Terror Trials in the US

A great friend of TONE, The LighthouseKeeper, asked my opinion of the decision to try the leading terror suspects at Guantanamo in federal court in New York City. What follows is a slightly edited version of my response:

Seems to me that if I were a potential juror I'd offer the view that were I the judge, I'd probably dismiss the case against Khalid Sheikh Mohammed (the guy who was waterboarded 183 times) for prosecutorial (i.e., government) misconduct. But as a juror I think I'd be able to judge guilt or innocence. One of the problems the defense will have is that the guy freely admitted, indeed apparently boasted or his role in 9/11. That's 2800 killings.

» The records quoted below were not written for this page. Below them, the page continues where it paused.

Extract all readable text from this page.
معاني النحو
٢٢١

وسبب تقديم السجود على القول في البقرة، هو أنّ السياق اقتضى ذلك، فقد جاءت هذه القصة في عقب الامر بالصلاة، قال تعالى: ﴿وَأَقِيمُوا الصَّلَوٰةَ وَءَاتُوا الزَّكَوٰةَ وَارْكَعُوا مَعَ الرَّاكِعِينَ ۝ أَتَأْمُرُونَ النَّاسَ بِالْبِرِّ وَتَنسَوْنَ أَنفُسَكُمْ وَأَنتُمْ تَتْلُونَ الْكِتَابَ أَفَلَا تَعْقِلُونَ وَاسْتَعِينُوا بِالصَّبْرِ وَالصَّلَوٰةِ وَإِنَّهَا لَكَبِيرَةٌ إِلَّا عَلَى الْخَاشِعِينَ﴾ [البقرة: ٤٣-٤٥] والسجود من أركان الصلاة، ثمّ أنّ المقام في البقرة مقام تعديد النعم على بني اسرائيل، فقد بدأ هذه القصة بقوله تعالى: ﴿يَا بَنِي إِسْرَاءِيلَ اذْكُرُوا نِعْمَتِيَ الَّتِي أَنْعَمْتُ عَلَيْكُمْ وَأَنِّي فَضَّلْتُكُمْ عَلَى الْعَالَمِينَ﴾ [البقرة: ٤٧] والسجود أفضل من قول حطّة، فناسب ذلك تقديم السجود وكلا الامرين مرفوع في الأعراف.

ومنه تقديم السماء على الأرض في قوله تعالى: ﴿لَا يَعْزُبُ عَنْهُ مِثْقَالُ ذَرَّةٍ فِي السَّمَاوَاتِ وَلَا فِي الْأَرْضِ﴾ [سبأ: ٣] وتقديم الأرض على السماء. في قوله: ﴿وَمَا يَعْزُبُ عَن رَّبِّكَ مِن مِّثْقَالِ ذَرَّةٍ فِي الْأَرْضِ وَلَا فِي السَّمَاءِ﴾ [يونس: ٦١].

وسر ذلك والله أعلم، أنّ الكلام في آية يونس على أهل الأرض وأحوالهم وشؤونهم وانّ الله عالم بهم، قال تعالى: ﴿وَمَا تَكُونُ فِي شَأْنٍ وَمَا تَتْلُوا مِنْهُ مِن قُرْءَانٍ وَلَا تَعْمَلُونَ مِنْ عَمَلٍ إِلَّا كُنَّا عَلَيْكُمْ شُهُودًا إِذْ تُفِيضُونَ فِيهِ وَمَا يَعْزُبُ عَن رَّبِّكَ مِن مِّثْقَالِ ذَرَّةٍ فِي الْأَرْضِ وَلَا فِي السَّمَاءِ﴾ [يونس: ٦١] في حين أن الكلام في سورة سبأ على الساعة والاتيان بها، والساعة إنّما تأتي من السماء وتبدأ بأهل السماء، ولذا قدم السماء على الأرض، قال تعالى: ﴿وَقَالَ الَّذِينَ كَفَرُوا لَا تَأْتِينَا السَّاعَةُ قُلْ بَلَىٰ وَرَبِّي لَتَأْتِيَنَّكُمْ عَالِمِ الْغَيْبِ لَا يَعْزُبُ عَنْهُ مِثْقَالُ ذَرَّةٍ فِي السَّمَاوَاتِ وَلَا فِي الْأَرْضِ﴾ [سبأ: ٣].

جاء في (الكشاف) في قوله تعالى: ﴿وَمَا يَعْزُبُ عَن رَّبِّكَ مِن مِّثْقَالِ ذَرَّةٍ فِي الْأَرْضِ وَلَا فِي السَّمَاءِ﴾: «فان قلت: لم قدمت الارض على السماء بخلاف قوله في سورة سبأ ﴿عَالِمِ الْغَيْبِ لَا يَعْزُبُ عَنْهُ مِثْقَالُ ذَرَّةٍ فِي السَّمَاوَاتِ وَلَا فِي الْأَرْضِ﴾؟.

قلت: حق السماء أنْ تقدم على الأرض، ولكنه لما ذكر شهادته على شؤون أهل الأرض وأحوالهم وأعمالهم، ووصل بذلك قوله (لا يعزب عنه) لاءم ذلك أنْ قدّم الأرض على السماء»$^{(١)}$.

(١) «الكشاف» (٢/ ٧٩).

I do have some question about whether these guys should be tried as criminals. I don't do criminal law, but it seems to me that we don't have a good dividing line between war and crime. The British did not execute American rebels, and in those few instances on the frontier when rebels (and their families) were massacred, we consider that behavior criminal. The North did not execute Confederate rebels, apart from spies and the like. We did not--as least as a matter of government policy--execute Aguinaldo's rebels or the Moros in the Phillipines. Or captured Indians. So, when does an act of war deserve to be treated as such and not as crime? I think there ought to be a principled dividing line, and I don't know that there is.

I have no doubt that the people to be tried believe that they are in a political/religious/military (put those in whatever order you choose) struggled against us. How should we repond?

Being against capital punishment, I would have a hard time bringing in a death sentence. On the other hand, as I told a federal judge who was at a conference I attended recently, these are the kind of cases that might cause me to question my premises.

As for trying these people in the civilian system, I'm all for it. Again, it's not clear to me--although it may be in the law--where the dividing line between civil and military courts lies, but I lean toward the civilian. Especially for an act like 9/11 that was perpetrated in the US, not in a zone of military operations or occupation. I think expressions of fear about terrorist attacks on the US as a result are overdrawn and not worthy of us. We're in a fight that we didn't choose; would that all fights were those we don't choose. But we cannot cower.